AndrewSav commented 3 years ago

I guess we need to define what we call "false positive" here. IMO a false positive in this context is an alert that is not actionable, e.g. not indicative of a real problem that requires an action. So far I was not able to deduce why those alerts randomly trigger and disappear many times a day and how they help me.

paulfantom commented 3 years ago

I guess we need to define what we call "false positive" here. IMO a false positive in this context is an alert that is not actionable, e.g. not indicative of a real problem that requires an action.

In that context, and when application is not experiencing any issues manifested with other alerts, it is a false-positive. For exactly this reason CPUThrottlingHigh is shipped with severity: info and not warning nor critical. The idea is that with latest alertmanager you can configure inhibition rule to prevent alert from firing when there is no other alert firing for the specified label sets. Issue in kube-prometheus has a bit more details: https://github.com/prometheus-operator/kube-prometheus/issues/861.

aantn commented 2 years ago

This isn't a false alarm and it isn't due to CFS kernel bugs!

I've written a whole wiki page on this and how to respond to each subset of this alert

The gist of it is that processes are being deprived CPU when they need it and that can happen even when CPU is available. I know people consider it a best practice to set CPU limits, but if you use CPU requests for everything then the simple and safe action here is to remove the limits.

Unless this is happening on metrics-server in which case it's a whole different story...

aantn commented 11 months ago

In case anyone is curious, I'll elaborate on the previous comment with a specific example:

Here's a numerical example of throttling when average CPU is far below the limit.

Assumptions

  1. An http server handles one http request per second, which takes 30 milliseconds to handle
  2. The server runs inside a container with request=limit=130m
  3. The node's kernel parameters are default - specifically, the CFS scheduling period is configured as 100ms

Outcome

  1. Average CPU of 30% (the server runs 30 milliseconds every second)
  2. The server is allowed to run for 13 consecutive milliseconds every 100 milliseconds (a limit of 130m is 13% of a CPU-second. With a CFS period of 100ms that means 13% of each CFS period - i.e. 13ms)
  3. When the server gets a request it needs to run for 30 milliseconds. In the first CFS period it runs for 13ms then waits 87 ms for the period to end. In the second CFS period, the same. In the third period it runs the remaining 4ms and finishes running.
  4. Hence, the server was throttled in 2 out of 3 CFS periods it ran in. Therefore it was throttled 66% of the time.
  5. The Prometheus alert CPUThrottlingHigh fires. (The metrics it uses are taken from kernel stats nr_throttled/nr_periods)

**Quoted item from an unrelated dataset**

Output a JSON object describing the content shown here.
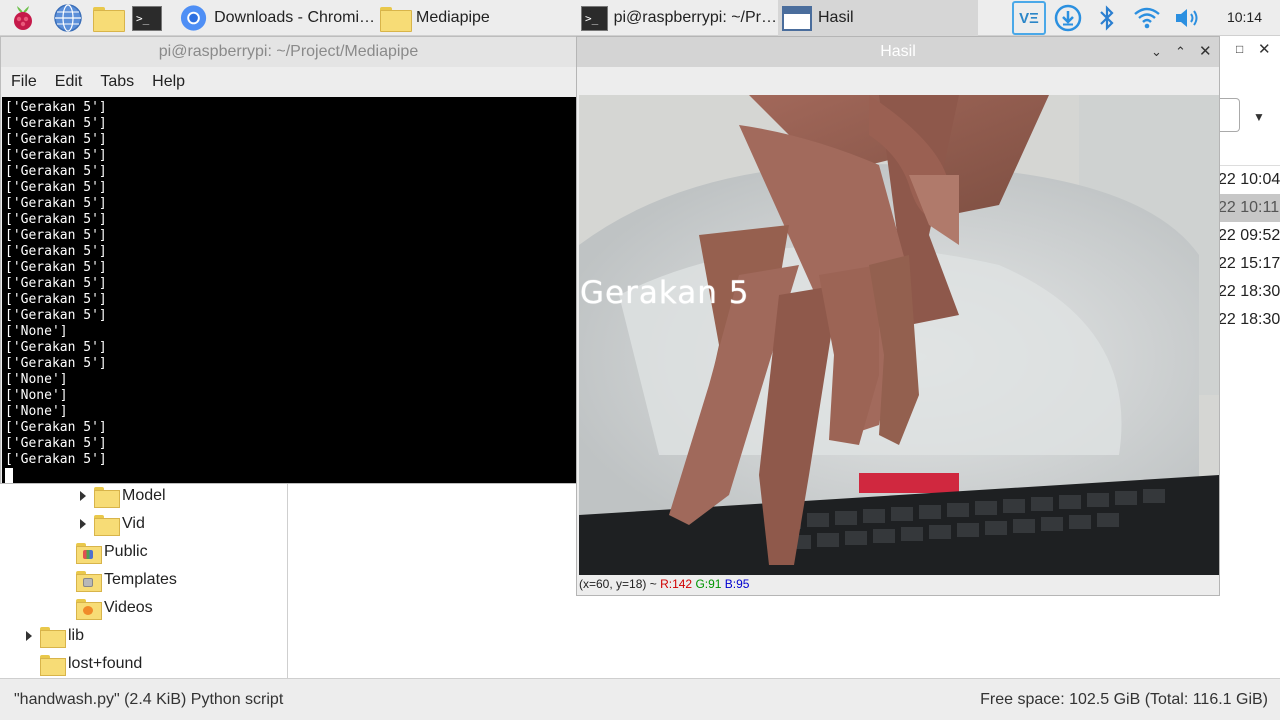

This is not a false positive alert. There is a real user facing impact. A server is getting one http request per second. It should take only 30ms to handle it. Yet that request takes 204ms instead! There was real latency introduced here. Performance got worse by 6.8x. Despite the pod having a limit of 130m which is far above average CPU of 3%.

In short, as always, remove those darn limits if you can.

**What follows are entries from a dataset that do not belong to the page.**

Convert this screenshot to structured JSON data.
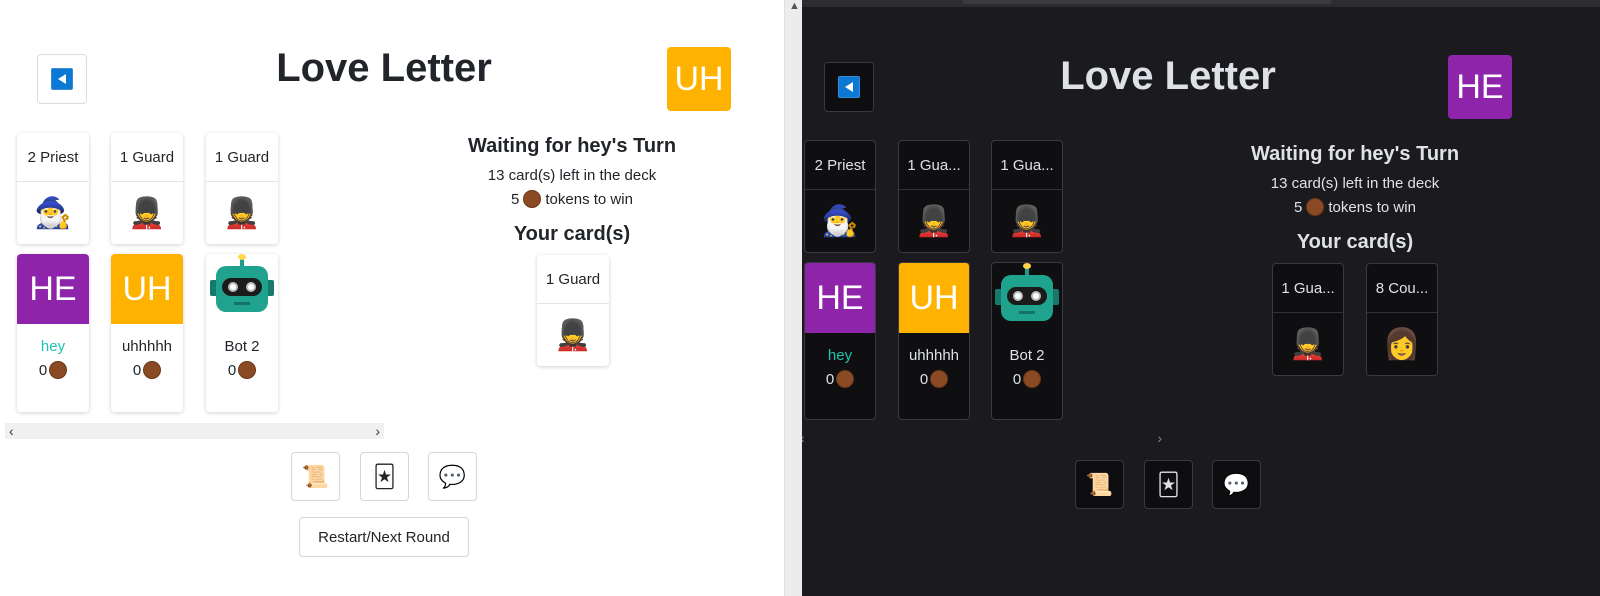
{
  "light": {
    "title": "Love Letter",
    "user_avatar": {
      "initials": "UH",
      "color": "#ffb300"
    },
    "played_cards": [
      {
        "label": "2 Priest",
        "emoji": "🧙‍♂️"
      },
      {
        "label": "1 Guard",
        "emoji": "💂"
      },
      {
        "label": "1 Guard",
        "emoji": "💂"
      }
    ],
    "players": [
      {
        "name": "hey",
        "initials": "HE",
        "color": "#8e24aa",
        "tokens": "0",
        "active": true
      },
      {
        "name": "uhhhhh",
        "initials": "UH",
        "color": "#ffb300",
        "tokens": "0",
        "active": false
      },
      {
        "name": "Bot 2",
        "robot": true,
        "tokens": "0",
        "active": false
      }
    ],
    "status": {
      "waiting": "Waiting for hey's Turn",
      "deck": "13 card(s) left in the deck",
      "tokens_to_win": "5",
      "tokens_suffix": "tokens to win",
      "your_cards_title": "Your card(s)"
    },
    "your_cards": [
      {
        "label": "1 Guard",
        "emoji": "💂"
      }
    ],
    "toolbar": {
      "rules_icon": "📜",
      "cards_icon": "🃏",
      "chat_icon": "💬"
    },
    "restart_label": "Restart/Next Round",
    "scroll_left": "‹",
    "scroll_right": "›"
  },
  "dark": {
    "title": "Love Letter",
    "user_avatar": {
      "initials": "HE",
      "color": "#8e24aa"
    },
    "played_cards": [
      {
        "label": "2 Priest",
        "emoji": "🧙‍♂️"
      },
      {
        "label": "1 Gua...",
        "emoji": "💂"
      },
      {
        "label": "1 Gua...",
        "emoji": "💂"
      }
    ],
    "players": [
      {
        "name": "hey",
        "initials": "HE",
        "color": "#8e24aa",
        "tokens": "0",
        "active": true
      },
      {
        "name": "uhhhhh",
        "initials": "UH",
        "color": "#ffb300",
        "tokens": "0",
        "active": false
      },
      {
        "name": "Bot 2",
        "robot": true,
        "tokens": "0",
        "active": false
      }
    ],
    "status": {
      "waiting": "Waiting for hey's Turn",
      "deck": "13 card(s) left in the deck",
      "tokens_to_win": "5",
      "tokens_suffix": "tokens to win",
      "your_cards_title": "Your card(s)"
    },
    "your_cards": [
      {
        "label": "1 Gua...",
        "emoji": "💂"
      },
      {
        "label": "8 Cou...",
        "emoji": "👩"
      }
    ],
    "toolbar": {
      "rules_icon": "📜",
      "cards_icon": "🃏",
      "chat_icon": "💬"
    },
    "scroll_left": "‹",
    "scroll_right": "›"
  },
  "divider_arrow": "▲"
}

chiluk commented 11 months ago

@aantn understands.

However, removing the limits is not strictly "safe" if you have untrustworthy apps or poor developers.

levsha commented 11 months ago

@aantn understands.

However, removing the limits is not strictly "safe" if you have untrustworthy apps or poor developers.

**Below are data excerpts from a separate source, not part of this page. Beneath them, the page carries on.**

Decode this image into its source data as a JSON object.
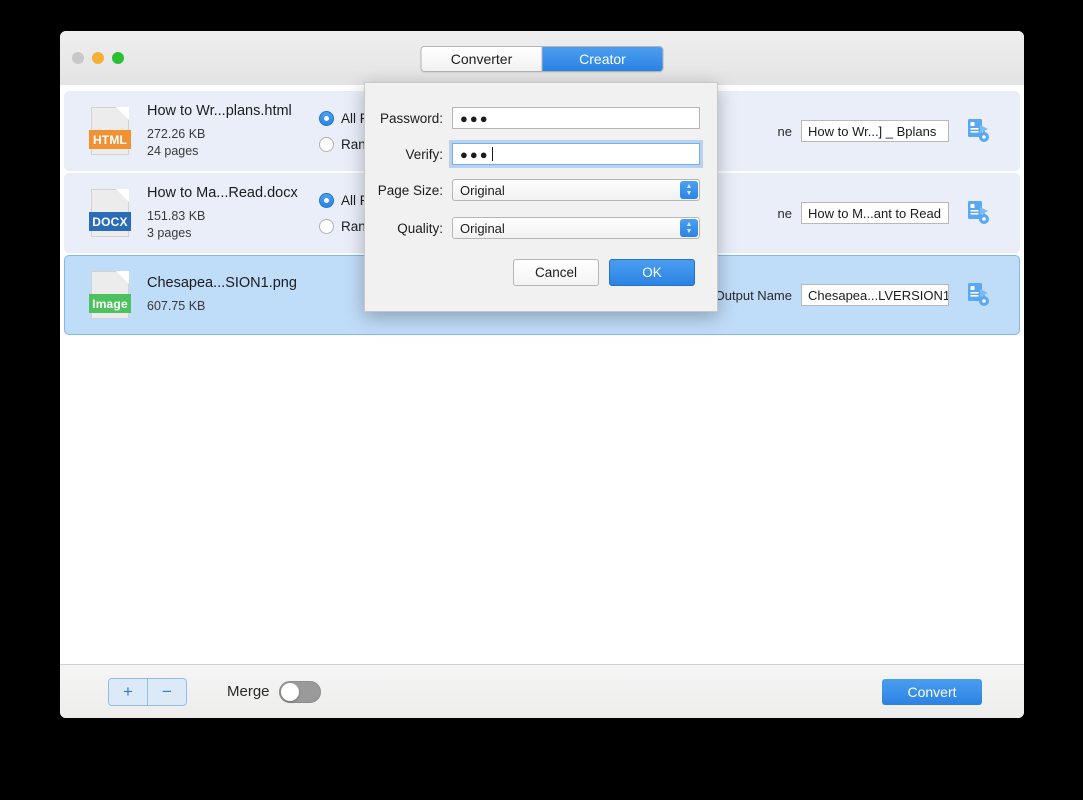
{
  "window": {
    "traffic_lights": [
      "close",
      "minimize",
      "zoom"
    ],
    "tabs": [
      {
        "label": "Converter",
        "active": false
      },
      {
        "label": "Creator",
        "active": true
      }
    ]
  },
  "files": [
    {
      "icon_label": "HTML",
      "icon_color": "#f09234",
      "name": "How to Wr...plans.html",
      "size": "272.26 KB",
      "pages": "24 pages",
      "all_pages_label": "All Pag",
      "range_label": "Range",
      "all_pages_selected": true,
      "output_label": "ne",
      "output_name": "How to Wr...] _ Bplans",
      "settings_icon": "document-settings-icon",
      "selected": false
    },
    {
      "icon_label": "DOCX",
      "icon_color": "#2b6cb8",
      "name": "How to Ma...Read.docx",
      "size": "151.83 KB",
      "pages": "3 pages",
      "all_pages_label": "All Pag",
      "range_label": "Range",
      "all_pages_selected": true,
      "output_label": "ne",
      "output_name": "How to M...ant to Read",
      "settings_icon": "document-settings-icon",
      "selected": false
    },
    {
      "icon_label": "Image",
      "icon_color": "#4cc15e",
      "name": "Chesapea...SION1.png",
      "size": "607.75 KB",
      "pages": "",
      "all_pages_label": "",
      "range_label": "",
      "all_pages_selected": false,
      "output_label": "Output Name",
      "output_name": "Chesapea...LVERSION1",
      "settings_icon": "document-settings-icon",
      "selected": true
    }
  ],
  "toolbar": {
    "add_label": "+",
    "remove_label": "−",
    "merge_label": "Merge",
    "merge_on": false,
    "convert_label": "Convert"
  },
  "dialog": {
    "password_label": "Password:",
    "password_value": "●●●",
    "verify_label": "Verify:",
    "verify_value": "●●●",
    "verify_focused": true,
    "page_size_label": "Page Size:",
    "page_size_value": "Original",
    "quality_label": "Quality:",
    "quality_value": "Original",
    "cancel_label": "Cancel",
    "ok_label": "OK"
  },
  "colors": {
    "accent_blue": "#2b83e2",
    "selected_row": "#bfdcf8",
    "row_bg": "#e9eef8",
    "focus_ring": "#76b0e8"
  }
}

How exactly is this unsafe?

chiluk commented 11 months ago

Without limits, a misbehaving or crashlooping application can theoretically eat all the available CPU which would adversely affect performance of other applications on the system. Even when request operating correctly as a minimum guarantee, an application using 100% of all cores of a CPU would cause thermal throttling on the CPU itself which can lead to lower performance for collocated behaving applications. Additionally it might cause a scheduling delay of a behaving application for a cpu time slice (~5ms).

For this reason, my recommendation for interactive/request servicing applications is to set cpu limits large enough so as to avoid throttling, but not so large that a misbehaving application can eat an entire box.